Chaurey (2020) notes that it is part of the duty of care of a researcher to understand her/his place in the systematic extraction of resources before entering the field and this positionality is important as it can shift the ‘saviour complex’ which some from elite institutions may embody. The value of rethinking research brings local voices to the forefront, harnessing a non-deficit approach that has the clarity to upskill communities with a dialogical approach harnessing the ACP: accessibility, credibility and positionality.
The ubiquity of bureaucracy and documentation in many research processes is by no means universal but, it has led to a distrust of a researcher. We propose a new bespoke approach and template for conducting research within communities where distrust is rampant. Moreover, in social science research, there is an emphasis that academic inquiry actively seeks to critique the status quo.
If research is not equitable at this strategic stage, how can any tangible equitable outcomes be produced? Why should the opinion and review of certain officials trump the view of Carlene who lives on an estate in South London directly impacted by health initiatives? BAME communities contain a sizeable segment of those who have opted out of the mainstream biomedical and healthcare mainstream institutions.

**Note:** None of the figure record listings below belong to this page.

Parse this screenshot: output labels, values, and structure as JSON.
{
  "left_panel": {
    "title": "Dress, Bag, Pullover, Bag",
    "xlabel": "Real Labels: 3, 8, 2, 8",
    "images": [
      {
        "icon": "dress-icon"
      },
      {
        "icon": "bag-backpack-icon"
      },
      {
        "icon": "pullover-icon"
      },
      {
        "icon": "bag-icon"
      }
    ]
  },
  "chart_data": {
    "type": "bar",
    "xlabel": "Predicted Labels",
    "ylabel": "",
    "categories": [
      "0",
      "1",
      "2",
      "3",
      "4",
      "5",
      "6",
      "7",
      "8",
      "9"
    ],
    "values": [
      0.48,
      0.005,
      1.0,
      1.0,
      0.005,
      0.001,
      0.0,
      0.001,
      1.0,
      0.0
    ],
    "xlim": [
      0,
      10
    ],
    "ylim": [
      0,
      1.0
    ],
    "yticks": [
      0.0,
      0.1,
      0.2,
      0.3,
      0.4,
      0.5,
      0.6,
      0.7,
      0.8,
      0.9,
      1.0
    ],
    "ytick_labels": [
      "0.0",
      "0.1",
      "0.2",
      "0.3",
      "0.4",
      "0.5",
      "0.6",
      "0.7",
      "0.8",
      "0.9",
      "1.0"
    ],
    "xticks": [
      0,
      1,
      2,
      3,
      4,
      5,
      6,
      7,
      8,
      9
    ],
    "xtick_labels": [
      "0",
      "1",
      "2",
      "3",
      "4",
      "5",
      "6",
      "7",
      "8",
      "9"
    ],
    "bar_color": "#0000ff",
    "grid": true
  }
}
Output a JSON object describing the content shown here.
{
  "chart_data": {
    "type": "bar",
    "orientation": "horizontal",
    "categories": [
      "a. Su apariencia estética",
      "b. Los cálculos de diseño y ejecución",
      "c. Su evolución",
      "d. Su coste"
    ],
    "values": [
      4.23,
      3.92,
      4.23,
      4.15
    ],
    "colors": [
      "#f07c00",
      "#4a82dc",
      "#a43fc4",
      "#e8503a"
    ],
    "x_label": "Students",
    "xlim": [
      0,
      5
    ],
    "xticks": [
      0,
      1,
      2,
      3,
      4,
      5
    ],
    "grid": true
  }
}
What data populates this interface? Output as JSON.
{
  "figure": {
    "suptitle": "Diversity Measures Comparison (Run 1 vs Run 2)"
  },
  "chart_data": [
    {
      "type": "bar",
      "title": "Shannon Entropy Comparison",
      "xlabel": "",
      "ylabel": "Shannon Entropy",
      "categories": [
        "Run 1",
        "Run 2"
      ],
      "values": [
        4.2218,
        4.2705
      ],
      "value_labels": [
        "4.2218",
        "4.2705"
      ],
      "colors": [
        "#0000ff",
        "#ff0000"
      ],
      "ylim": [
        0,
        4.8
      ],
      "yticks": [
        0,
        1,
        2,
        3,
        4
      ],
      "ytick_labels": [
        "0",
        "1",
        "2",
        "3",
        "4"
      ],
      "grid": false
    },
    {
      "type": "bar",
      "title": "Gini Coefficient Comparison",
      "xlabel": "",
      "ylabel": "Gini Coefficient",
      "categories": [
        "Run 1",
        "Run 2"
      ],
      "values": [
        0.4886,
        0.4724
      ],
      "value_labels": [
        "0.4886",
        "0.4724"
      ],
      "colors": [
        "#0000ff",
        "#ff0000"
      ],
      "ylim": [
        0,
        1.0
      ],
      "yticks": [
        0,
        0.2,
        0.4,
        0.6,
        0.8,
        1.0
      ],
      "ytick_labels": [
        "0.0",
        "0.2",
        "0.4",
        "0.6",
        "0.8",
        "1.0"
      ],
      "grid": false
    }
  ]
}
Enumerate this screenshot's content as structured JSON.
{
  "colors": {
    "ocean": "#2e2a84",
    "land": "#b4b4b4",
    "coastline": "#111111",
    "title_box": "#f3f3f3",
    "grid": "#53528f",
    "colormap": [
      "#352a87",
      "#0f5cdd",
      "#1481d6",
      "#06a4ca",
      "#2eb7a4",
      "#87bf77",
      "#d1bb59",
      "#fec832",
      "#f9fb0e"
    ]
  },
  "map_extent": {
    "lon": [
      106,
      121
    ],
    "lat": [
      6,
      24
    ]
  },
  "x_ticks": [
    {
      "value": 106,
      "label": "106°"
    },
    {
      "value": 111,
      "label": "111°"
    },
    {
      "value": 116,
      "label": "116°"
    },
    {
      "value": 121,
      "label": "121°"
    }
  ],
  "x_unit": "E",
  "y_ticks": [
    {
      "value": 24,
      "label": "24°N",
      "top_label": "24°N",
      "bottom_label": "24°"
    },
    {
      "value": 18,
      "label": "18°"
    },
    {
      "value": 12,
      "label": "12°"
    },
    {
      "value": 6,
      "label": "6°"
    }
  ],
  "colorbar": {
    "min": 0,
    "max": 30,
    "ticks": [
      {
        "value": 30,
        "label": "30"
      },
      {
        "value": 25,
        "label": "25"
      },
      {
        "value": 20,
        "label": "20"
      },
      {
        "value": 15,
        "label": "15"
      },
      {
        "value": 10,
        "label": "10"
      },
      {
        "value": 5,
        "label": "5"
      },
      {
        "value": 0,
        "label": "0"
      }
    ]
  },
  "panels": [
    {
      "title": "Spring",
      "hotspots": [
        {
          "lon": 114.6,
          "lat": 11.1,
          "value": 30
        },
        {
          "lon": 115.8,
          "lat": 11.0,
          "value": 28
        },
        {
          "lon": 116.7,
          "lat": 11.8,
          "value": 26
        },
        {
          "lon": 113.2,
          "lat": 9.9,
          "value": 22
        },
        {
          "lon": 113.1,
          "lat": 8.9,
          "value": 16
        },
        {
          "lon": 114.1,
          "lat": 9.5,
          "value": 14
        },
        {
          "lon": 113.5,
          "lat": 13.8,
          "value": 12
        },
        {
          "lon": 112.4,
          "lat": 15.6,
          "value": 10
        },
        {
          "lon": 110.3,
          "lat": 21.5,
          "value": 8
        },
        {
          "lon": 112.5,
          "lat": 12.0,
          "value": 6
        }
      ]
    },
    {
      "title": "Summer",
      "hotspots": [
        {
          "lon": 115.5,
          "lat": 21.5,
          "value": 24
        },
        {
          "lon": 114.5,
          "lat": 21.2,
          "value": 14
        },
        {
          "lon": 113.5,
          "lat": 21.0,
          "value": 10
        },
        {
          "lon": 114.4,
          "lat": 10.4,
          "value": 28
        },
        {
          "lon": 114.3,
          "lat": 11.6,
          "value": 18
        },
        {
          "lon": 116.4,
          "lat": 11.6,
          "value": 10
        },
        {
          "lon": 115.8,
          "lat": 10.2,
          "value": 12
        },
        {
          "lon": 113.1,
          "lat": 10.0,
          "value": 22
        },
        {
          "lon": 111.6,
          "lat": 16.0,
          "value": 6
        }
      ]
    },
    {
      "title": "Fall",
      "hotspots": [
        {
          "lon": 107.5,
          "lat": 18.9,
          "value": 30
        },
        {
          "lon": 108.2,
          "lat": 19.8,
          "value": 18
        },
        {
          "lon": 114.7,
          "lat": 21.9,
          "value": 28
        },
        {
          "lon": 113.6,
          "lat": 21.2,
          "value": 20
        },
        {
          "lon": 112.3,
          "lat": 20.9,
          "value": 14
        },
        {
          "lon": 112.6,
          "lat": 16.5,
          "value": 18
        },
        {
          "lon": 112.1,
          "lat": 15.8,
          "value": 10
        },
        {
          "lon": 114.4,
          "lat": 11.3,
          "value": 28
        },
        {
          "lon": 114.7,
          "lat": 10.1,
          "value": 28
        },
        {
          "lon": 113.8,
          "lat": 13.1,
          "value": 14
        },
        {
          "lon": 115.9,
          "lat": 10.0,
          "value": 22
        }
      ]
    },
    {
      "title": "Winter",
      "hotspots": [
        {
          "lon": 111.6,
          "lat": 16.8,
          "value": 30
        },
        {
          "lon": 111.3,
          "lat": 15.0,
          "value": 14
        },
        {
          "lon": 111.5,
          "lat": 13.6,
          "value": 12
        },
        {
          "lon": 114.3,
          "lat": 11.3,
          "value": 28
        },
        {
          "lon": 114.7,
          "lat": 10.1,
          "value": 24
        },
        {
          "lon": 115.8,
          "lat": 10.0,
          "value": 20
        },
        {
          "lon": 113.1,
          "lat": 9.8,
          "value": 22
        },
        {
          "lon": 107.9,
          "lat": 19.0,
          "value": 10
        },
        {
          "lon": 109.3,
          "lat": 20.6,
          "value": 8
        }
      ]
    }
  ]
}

Some commentators refer to this as ‘self-care constructed as a political act’ and that ‘health activism’ is itself functioning as a form of resistance to the dominant mainstream medical institutions, by those who felt marginalised by, and alienated from, said institutions. BAME communities are therefore becoming more informed about their own health needs and concerns via informal networks.
People are informed by their own cultural networks which sometimes oppose mainstream norms and conventional advice. At present, there is a diffusion of supplementary and alternative health options which appear to be popular within the urban space. It may be in the interest of the medical and healthcare establishment to collaborate with some of these trends if they want to improve the health outcomes for marginalised communities.
Health providers may therefore have to consider making use of community-based facilities for a range of health-related outreach initiatives via a peer-to-peer approach. This will also require an increased understanding of how to engage the counter-public health spheres to fully comprehend this activism.